Boys track and field team continues tradition

Dominance continues with another ICC championship in 2016


Manning Photography

Success on the oval continues for B-A boys.

Jarrett Taneyhill, Staff Writer

The Bellwood-Antis boys’ track and field team has concluded another regular season, this year with 12 wins and 3 losses, and an ICC title.

This is the first time the track team has had three losses since 2001, so some may consider this a down year for the team.

This “down year” for the track and field team is a year that some schools can only imagine having. Before this season, the team had only lost seven times in the last decade, with undefeated seasons in 2008, 2010, 2011, 2012, and 2013.

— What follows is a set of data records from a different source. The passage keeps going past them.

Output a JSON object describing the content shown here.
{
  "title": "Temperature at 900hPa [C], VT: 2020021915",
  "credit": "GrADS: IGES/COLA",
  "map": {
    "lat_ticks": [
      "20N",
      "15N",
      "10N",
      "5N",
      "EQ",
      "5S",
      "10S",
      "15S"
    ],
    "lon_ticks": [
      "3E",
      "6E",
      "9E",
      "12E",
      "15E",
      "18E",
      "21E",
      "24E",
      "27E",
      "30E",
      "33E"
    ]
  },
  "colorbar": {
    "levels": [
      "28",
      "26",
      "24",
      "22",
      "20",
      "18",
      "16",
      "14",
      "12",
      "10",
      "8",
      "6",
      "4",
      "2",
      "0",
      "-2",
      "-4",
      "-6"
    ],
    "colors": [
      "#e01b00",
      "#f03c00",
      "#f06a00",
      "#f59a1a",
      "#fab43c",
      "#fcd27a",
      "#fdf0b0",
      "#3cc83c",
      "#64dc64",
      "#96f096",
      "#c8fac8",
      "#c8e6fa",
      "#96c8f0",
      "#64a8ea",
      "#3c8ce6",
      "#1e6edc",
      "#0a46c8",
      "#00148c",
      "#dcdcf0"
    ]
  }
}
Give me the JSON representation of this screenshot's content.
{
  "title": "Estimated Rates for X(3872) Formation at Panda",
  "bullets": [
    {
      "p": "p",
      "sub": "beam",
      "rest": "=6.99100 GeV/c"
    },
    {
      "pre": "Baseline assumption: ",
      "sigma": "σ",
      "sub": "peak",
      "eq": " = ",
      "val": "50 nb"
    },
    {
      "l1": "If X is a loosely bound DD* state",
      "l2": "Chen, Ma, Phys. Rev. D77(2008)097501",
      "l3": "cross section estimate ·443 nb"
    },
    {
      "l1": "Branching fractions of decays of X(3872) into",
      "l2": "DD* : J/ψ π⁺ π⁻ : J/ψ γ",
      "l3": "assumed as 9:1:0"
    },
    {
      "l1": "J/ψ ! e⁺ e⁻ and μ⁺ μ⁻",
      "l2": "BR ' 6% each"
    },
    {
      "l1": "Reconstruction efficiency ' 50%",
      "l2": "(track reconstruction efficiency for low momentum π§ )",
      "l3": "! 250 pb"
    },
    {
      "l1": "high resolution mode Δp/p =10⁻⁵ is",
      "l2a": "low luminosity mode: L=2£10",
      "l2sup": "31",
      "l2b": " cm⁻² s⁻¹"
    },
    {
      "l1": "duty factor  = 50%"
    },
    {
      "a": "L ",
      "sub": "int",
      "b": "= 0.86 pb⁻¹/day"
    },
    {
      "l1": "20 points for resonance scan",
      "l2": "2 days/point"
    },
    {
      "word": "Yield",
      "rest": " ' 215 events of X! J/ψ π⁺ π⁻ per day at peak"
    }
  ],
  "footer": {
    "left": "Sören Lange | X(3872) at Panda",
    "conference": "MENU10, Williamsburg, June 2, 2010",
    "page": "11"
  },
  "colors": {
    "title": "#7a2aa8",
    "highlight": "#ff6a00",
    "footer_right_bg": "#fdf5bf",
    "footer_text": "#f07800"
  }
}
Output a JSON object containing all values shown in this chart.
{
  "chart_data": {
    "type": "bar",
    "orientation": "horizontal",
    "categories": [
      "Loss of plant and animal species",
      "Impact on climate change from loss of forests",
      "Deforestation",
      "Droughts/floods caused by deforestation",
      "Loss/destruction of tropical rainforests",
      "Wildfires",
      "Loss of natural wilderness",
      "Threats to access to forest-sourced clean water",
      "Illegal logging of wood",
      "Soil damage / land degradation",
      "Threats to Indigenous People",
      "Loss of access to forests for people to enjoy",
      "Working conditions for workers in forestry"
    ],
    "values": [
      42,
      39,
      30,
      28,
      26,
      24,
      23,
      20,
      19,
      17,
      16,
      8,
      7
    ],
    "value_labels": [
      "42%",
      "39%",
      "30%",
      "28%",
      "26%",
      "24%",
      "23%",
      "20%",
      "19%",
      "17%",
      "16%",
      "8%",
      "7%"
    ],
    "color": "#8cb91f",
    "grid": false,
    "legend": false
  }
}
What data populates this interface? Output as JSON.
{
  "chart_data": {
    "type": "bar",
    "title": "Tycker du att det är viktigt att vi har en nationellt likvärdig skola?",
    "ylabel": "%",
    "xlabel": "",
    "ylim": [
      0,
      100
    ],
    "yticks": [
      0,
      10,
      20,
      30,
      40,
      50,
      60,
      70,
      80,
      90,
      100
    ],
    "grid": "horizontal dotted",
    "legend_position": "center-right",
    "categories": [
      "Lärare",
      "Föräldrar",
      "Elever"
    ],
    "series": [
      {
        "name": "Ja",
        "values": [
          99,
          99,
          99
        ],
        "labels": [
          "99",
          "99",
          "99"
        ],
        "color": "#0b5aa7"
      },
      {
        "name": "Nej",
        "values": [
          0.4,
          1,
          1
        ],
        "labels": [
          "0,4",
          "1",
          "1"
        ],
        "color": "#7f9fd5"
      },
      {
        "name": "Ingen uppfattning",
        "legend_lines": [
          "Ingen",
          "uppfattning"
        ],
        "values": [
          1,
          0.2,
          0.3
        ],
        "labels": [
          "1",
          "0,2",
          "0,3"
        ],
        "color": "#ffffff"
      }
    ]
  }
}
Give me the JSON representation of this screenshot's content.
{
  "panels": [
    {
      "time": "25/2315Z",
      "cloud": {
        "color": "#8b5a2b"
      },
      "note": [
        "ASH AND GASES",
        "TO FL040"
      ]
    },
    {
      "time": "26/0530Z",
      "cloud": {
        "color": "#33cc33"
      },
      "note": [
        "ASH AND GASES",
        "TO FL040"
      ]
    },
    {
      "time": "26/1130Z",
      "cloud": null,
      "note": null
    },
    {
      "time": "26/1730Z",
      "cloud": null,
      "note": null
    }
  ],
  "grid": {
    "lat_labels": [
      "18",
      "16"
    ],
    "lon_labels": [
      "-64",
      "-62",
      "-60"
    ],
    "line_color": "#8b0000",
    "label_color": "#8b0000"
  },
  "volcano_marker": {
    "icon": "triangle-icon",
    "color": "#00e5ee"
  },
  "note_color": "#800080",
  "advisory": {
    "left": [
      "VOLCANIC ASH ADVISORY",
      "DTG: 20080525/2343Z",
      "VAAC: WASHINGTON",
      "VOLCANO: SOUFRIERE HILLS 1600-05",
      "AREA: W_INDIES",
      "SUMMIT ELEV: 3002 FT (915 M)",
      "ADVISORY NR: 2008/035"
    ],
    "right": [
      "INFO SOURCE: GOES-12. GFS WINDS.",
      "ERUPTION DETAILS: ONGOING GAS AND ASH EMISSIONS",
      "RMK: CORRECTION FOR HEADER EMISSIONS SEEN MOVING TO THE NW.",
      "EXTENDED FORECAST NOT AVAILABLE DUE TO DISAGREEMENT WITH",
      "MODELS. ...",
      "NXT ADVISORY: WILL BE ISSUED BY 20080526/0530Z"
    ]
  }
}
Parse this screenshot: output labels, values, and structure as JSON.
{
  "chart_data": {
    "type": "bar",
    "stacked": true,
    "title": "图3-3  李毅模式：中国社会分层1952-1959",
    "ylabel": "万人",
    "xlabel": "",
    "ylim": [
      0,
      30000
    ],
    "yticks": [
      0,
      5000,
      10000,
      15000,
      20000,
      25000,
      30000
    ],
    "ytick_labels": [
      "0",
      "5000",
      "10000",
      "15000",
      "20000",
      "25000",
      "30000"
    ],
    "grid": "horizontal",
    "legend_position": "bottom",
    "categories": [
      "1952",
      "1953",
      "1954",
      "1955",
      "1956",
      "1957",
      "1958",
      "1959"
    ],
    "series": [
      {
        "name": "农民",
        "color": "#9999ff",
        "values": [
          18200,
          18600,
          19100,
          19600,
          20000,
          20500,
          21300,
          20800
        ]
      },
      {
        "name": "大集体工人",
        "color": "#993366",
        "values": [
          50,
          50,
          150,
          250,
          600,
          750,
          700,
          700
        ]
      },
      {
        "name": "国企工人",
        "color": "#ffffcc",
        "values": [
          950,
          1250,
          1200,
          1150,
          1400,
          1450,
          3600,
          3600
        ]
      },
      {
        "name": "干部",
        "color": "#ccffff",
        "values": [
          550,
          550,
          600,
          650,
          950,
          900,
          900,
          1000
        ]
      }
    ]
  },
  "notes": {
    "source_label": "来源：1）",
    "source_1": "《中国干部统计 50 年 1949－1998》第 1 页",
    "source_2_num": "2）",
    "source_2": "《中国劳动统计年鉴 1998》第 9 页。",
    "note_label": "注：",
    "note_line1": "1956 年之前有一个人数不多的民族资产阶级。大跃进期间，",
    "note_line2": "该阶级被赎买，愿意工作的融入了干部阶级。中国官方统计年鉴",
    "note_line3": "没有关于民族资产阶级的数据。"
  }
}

With that in mind, it is important to realize that the expectations for the team is set very high each year.

“I think with all of the success we’ve had sometimes makes people make a big deal out of when we do lose, but look at the teams we lost to. We lost to Tyrone who is undefeated and the Mountain League champions,” explained Coach Nick Lovrich.  “We lost to Bedford, who probably has a great shot at being District 5 champions, and we lost to Hollidaysburg who is a AAAA school on a tie breaker.  So even though we have 3 losses everything was still pretty successful throughout the season and it is one of those learning experiences for us and something that will make us strive to get a little bit better.”

Every time we start the season our first goal is to win the ICC Championship, and when you can reach that goal it feels good.

— Coach Lovrich

Statistically, the boys’ track and field team is the most dominant sports program in Bellwood with 12 District 6 Championships, more than any other sport. To compare track with some of the more popular Bellwood-Antis sports, football has won six D-6 titles, boys and girls basketball have both won D-6 four times, baseball has won the title three times, and softball has two D-6 championships.

However, none of the mentioned teams have been able to be as continuously successful as the boys’ track and field team.

Besides that, since 2002 the team has only lost the ICC Championship 1 time. This includes a 12-year streak of the team winning the title.

“It’s a great accomplishment. It’s a great league there is always people who are medalists at the state track meet, and who are district champions from district 5 or district 6,” said Coach Lovrich. “It is always been a big goal of ours. Every time we start the season our first goal is to win the ICC Championship, and when you can reach that goal it feels good.”

It is important to realize that all of this success comes from hard work and dedication, and Coach Lovrich demands just that. In his 16 years of coaching the team, he has never had a losing season. His career record as the coach is 209-19-2.  On top of this, Coach Lovrich has coached his team to 4 of the 12 District 6 Championships in just 16 years.

“Whenever you have 12 to 15 seniors, they kind of pass the tradition of hard work down to the next grade, and it just keeps going down. We’ve been lucky that the guys all buy into the message that we want to work hard and succeed as a team,” said Coach Lovrich.

“Coach Lovrich is a mentor to all of us and always is reminding us that if we work hard success will come,” said senior Noah D’Angelo.

The hard work that the athletes put in can also lead to competing in track and field at the next level. Nine total athletes have competed at the collegiate level after having Coach Lovrich, including Brian Leap, a triple jumper for Penn State University.  Leap was recently named the Big Ten Athlete of the Week and is No. 3 in the NCAA.

He explained why Coach Lovrich was a big help to him in high school, and even in college.

There were a lot of things that we did in high school that carried over directly, which is crucial as an incoming student-athlete.

— Brian Leap

“Coach Lovrich actually played a vital role in my high school track career. Since he writes all of the workouts and practice regimens for all events, he provided the building blocks to learn and grow through my events and develop as an athlete.

“He was also very supportive and still is to this day. Thanks to his training, my transition into college athletics was easier for me than some of my other freshman counterparts. There were a lot of things that we did in high school that carried over directly, which is crucial as an incoming student-athlete. I can’t thank Coach Lovrich enough for everything he has done. Without him, I surely wouldn’t be where I am today,” said Leap

Coach Lovrich was also a help to Brian when he was deciding whether or not to go to Penn State.

“It’s really been such a blessing to succeed a higher level. I remember conversations with Coach Lovrich my senior year as to whether or not I was even good enough to walk on to the program at Penn State,” he said. “He urged me to reach out to them, and he put me in contact with the right people.

“As a freshman with my tail between my legs, I wondered if I would ever break the 50 foot barrier and be able to compete amongst some of the best in the Big Ten, yet alone the country. Throughout my incredible experience here, I have learned how important it is to be patient in your pursuits, and simply trust the process,” explained Leap.

Don’t expect the success of the team to end anytime soon. Current track and field athletes are aware of the track and field tradition and want to keep it alive.

“We are all very aware of the tradition, and it is our main goal to keep it going. We don’t want the success to end while we are the ones competing. I think that the tradition makes everyone work harder,” said junior Nate Friedenberger.